Monica Guillouet-Gélys Filature de Mulhouse

Filature de Mulhouse Scene nationale PhotoVB

Monica Guillouet-Gélys, aux manettes de la Filature de Mulhouse depuis mars 2012

Monica Guillouet-Gelys directrice de La Filature Mulhouse 2013 Photo VB
Monica Guillouet-Gelys La Filature Mulhouse 2013© VB

Originaire d’un petit village près de Perpignan où elle a grandi, elle a d’abord été musicienne (contrebassiste de jazz) et danseuse, Monica Guillouet-Gélys s’est formée à Paris au milieu des années soixante-dix et a travaillé dans le domaine de l’animation culturelle. De 1989 à 2000, elle ai eu l’opportunité de devenir directrice d’un petit théâtre dans la région parisienne.

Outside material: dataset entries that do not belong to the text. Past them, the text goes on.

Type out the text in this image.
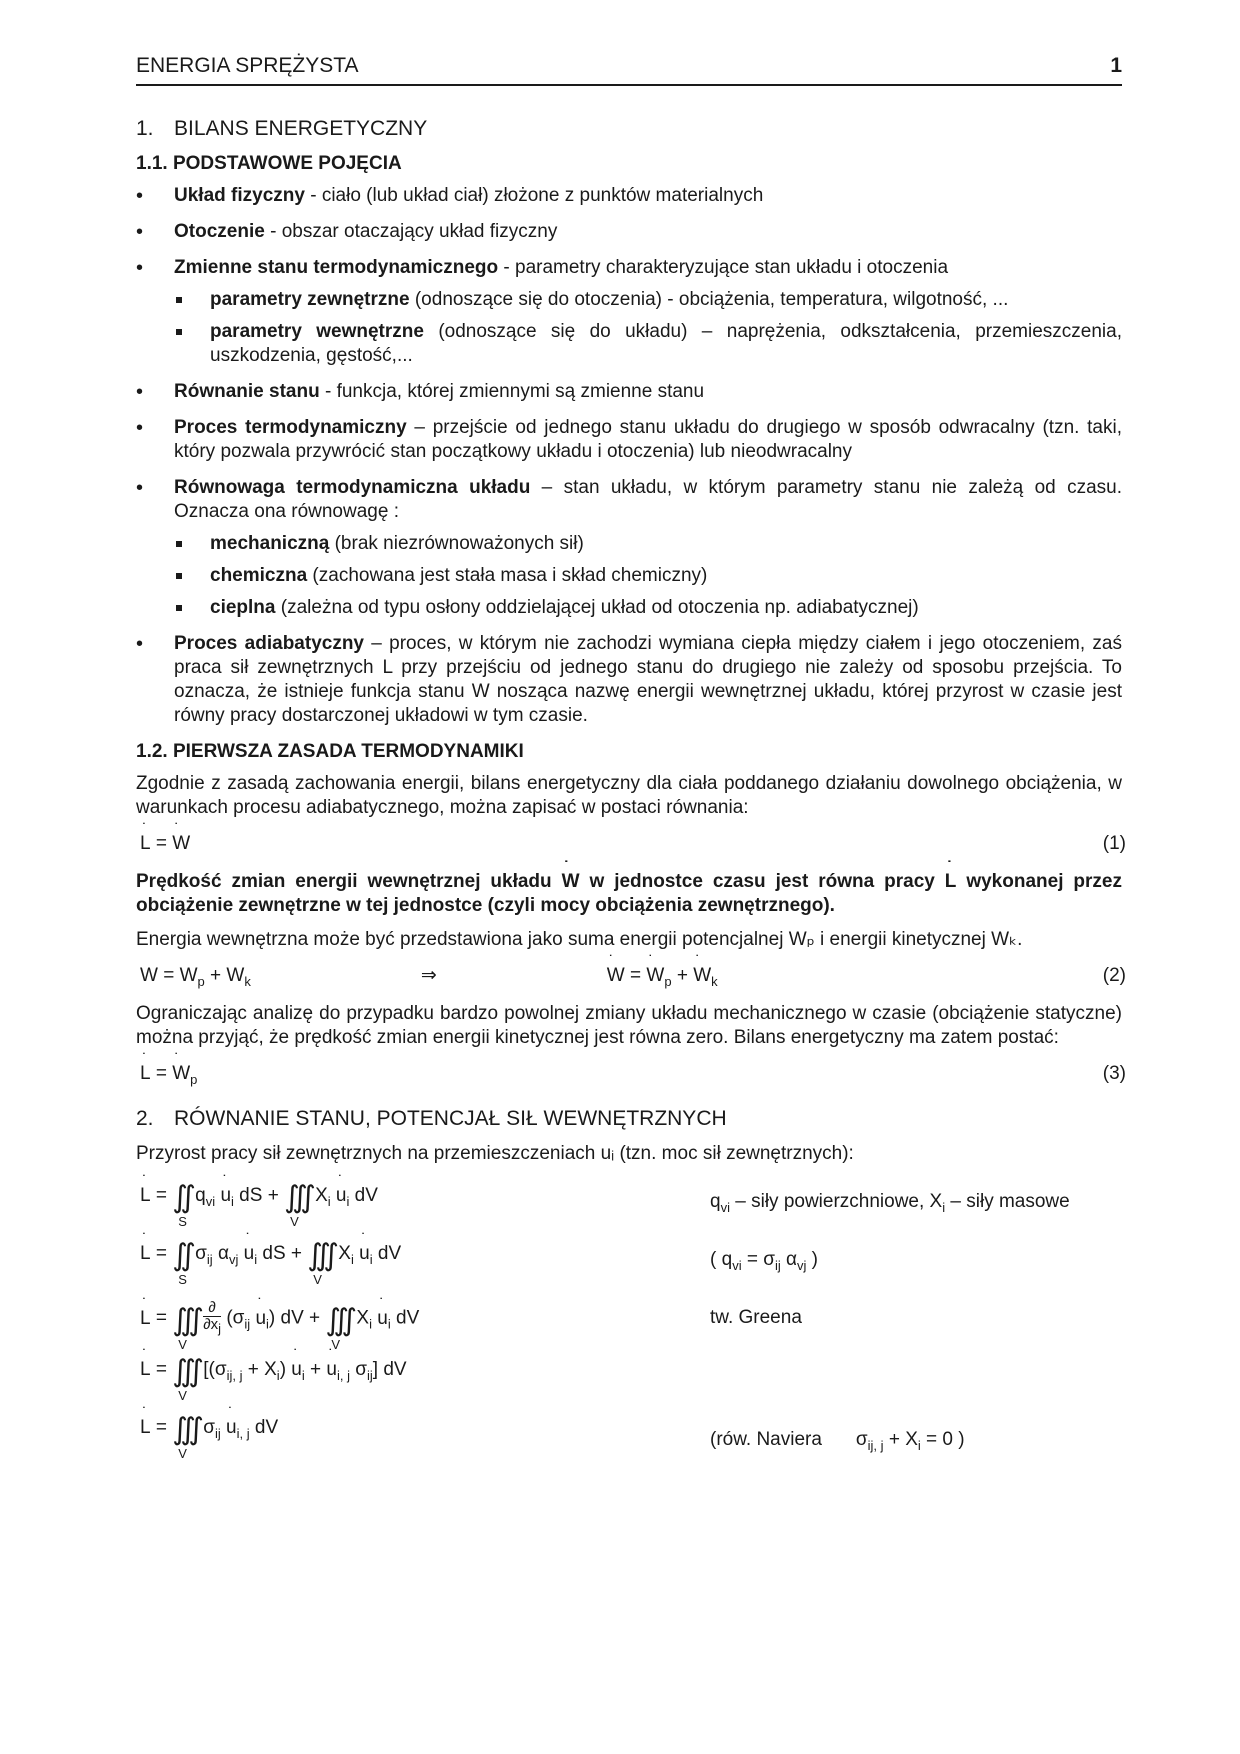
ENERGIA SPRĘŻYSTA	1
1. BILANS ENERGETYCZNY
1.1. PODSTAWOWE POJĘCIA
• Układ fizyczny - ciało (lub układ ciał) złożone z punktów materialnych
• Otoczenie - obszar otaczający układ fizyczny
• Zmienne stanu termodynamicznego - parametry charakteryzujące stan układu i otoczenia
parametry zewnętrzne (odnoszące się do otoczenia) - obciążenia, temperatura, wilgotność, ...
parametry wewnętrzne (odnoszące się do układu) – naprężenia, odkształcenia, przemieszczenia, uszkodzenia, gęstość,...
• Równanie stanu - funkcja, której zmiennymi są zmienne stanu
• Proces termodynamiczny – przejście od jednego stanu układu do drugiego w sposób odwracalny (tzn. taki, który pozwala przywrócić stan początkowy układu i otoczenia) lub nieodwracalny
• Równowaga termodynamiczna układu – stan układu, w którym parametry stanu nie zależą od czasu. Oznacza ona równowagę :
mechaniczną (brak niezrównoważonych sił)
chemiczna (zachowana jest stała masa i skład chemiczny)
cieplna (zależna od typu osłony oddzielającej układ od otoczenia np. adiabatycznej)
• Proces adiabatyczny – proces, w którym nie zachodzi wymiana ciepła między ciałem i jego otoczeniem, zaś praca sił zewnętrznych L przy przejściu od jednego stanu do drugiego nie zależy od sposobu przejścia. To oznacza, że istnieje funkcja stanu W nosząca nazwę energii wewnętrznej układu, której przyrost w czasie jest równy pracy dostarczonej układowi w tym czasie.
1.2. PIERWSZA ZASADA TERMODYNAMIKI

Zgodnie z zasadą zachowania energii, bilans energetyczny dla ciała poddanego działaniu dowolnego obciążenia, w warunkach procesu adiabatycznego, można zapisać w postaci równania:

L ˙ = W ˙	(1)

Prędkość zmian energii wewnętrznej układu W ˙ w jednostce czasu jest równa pracy L ˙ wykonanej przez obciążenie zewnętrzne w tej jednostce (czyli mocy obciążenia zewnętrznego).

Energia wewnętrzna może być przedstawiona jako suma energii potencjalnej Wₚ i energii kinetycznej Wₖ.

$W = W_p + W_k$	⇒	W ˙ = W $˙_p + W$ $˙_k$	(2)

Ograniczając analizę do przypadku bardzo powolnej zmiany układu mechanicznego w czasie (obciążenie statyczne) można przyjąć, że prędkość zmian energii kinetycznej jest równa zero. Bilans energetyczny ma zatem postać:

L ˙ = W $˙_p$	(3)
2. RÓWNANIE STANU, POTENCJAŁ SIŁ WEWNĘTRZNYCH

Przyrost pracy sił zewnętrznych na przemieszczeniach uᵢ (tzn. moc sił zewnętrznych):

L ˙ = ∬
S
$q_{vi}$ u $˙_i$ dS + ∭
V
$X_i$ u $˙_i$ dV	$q_{vi}$ – siły powierzchniowe, $X_i$ – siły masowe
L ˙ = ∬
S
$\sigma_{ij}$ $\alpha_{vj}$ u $˙_i$ dS + ∭
V
$X_i$ u $˙_i$ dV	( $q_{vi} = \sigma_{ij}$ $\alpha_{vj}$ )
L ˙ = ∭
V

$\frac{\partial}{\partial x_j} (\sigma_{ij}$ u $˙_i$) dV + ∭
V
$X_i$ u $˙_i$ dV	tw. Greena
L ˙ = ∭
V
[$(\sigma_{ij, j} + X_i)$ u $˙_i + u$ $˙_{i, j}$ $\sigma_{ij}$] dV
L ˙ = ∭
V
$\sigma_{ij}$ u $˙_{i, j}$ dV
(rów. Naviera $\sigma_{ij, j} + X_i = 0$ )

Elle y a tout expérimenté, la gestion, le travail dans les quartiers, les résidences d’artistes, le soutien à la création…

Monica Guillouet-Gélys a ensuite  pris la direction d’une scène conventionnée à Auxerre puis elle est devenue responsable de la scène nationale d’Évry en 2006. La Filature est une suite logique de son parcours, elle y a postulé dès Novembre 2011 .Elle est à présent installée à Mulhouse après avoir vécu un temps à Paris dans le quartier de la gare de Lyon ; vivre ici est une façon pour la nouvelle directrice de la Filature de s’imprégner et de s’intégrer totalement à la vie culturelle de la région mulhousienne où elle a pris ses habitudes depuis sa nomination officielle en mars 2012.

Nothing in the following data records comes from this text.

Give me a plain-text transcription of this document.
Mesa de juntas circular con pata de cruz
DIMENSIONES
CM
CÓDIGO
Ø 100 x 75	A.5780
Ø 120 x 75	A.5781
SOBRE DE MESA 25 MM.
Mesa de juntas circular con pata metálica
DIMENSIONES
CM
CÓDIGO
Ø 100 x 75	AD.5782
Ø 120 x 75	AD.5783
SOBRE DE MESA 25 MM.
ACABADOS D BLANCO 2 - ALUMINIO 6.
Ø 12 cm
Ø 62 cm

Rencontre avec Monica Guillouet-Gélys directrice de la Filature de Mulhouse

VB :La Filature de Mulhouse se trouve au croisement de trois pays ; quelles sont les contraintes que vous rencontrez liées à cette spécificité ?

M.G.G :« Je viens moi-même d’une région transfrontalière et on sent ici qu’on est au cœur de l’Europe. »Je parlerais plutôt d’atouts que de contraintes car la proximité de la Suisse et de l’Allemagne est stimulante dans le sens qu’elle m’incite à développer des partenariats au-delà des frontières.Le propre de la culture est d’être un bien commun qui doit  ignorer les barrières geographiques , je suis particulièrement attachée à cette idée  et le prochain Festival Horizon en est l’illustration .

VB:Quels sont les partenariats que vous envisagez d’initier ou de développer ?

M.G.G :Afin de realiser  une programmation pluridisciplinaire internationale de haut niveau, j’ai l’intention de valoriser des collaborations entre la Scène Nationale et d’autres structures comme l’Orchestre Symphonique de Mulhouse le Ballet du Rhin, l’Opéra National du Rhin  tout en multipliant les contacts avec les institutions culturelles des voisins suisses et allemands- nous mettons de plus en plus en place des sur-titrages en langue allemande- .Je n’oublie pas le jeune public et je souhaite renforcer les partenariats  existants avec le Créa et les Tréteaux de Haute Alsace, les actions en milieu scolaire (Filature au collège, partenariat avec les lycées…). Le mot d’ordre pour la saison 2013 est Synergie .Faciliter les abonnements mixtes ,proposer des échanges et des rencontres avant et après les spectacles, voire des ateliers de pratiques artistiques avec des artistes en résidence… » font  partie des  moyens que nous mettrons en oeuvre pour séduire notre  public , tous horizons confondus.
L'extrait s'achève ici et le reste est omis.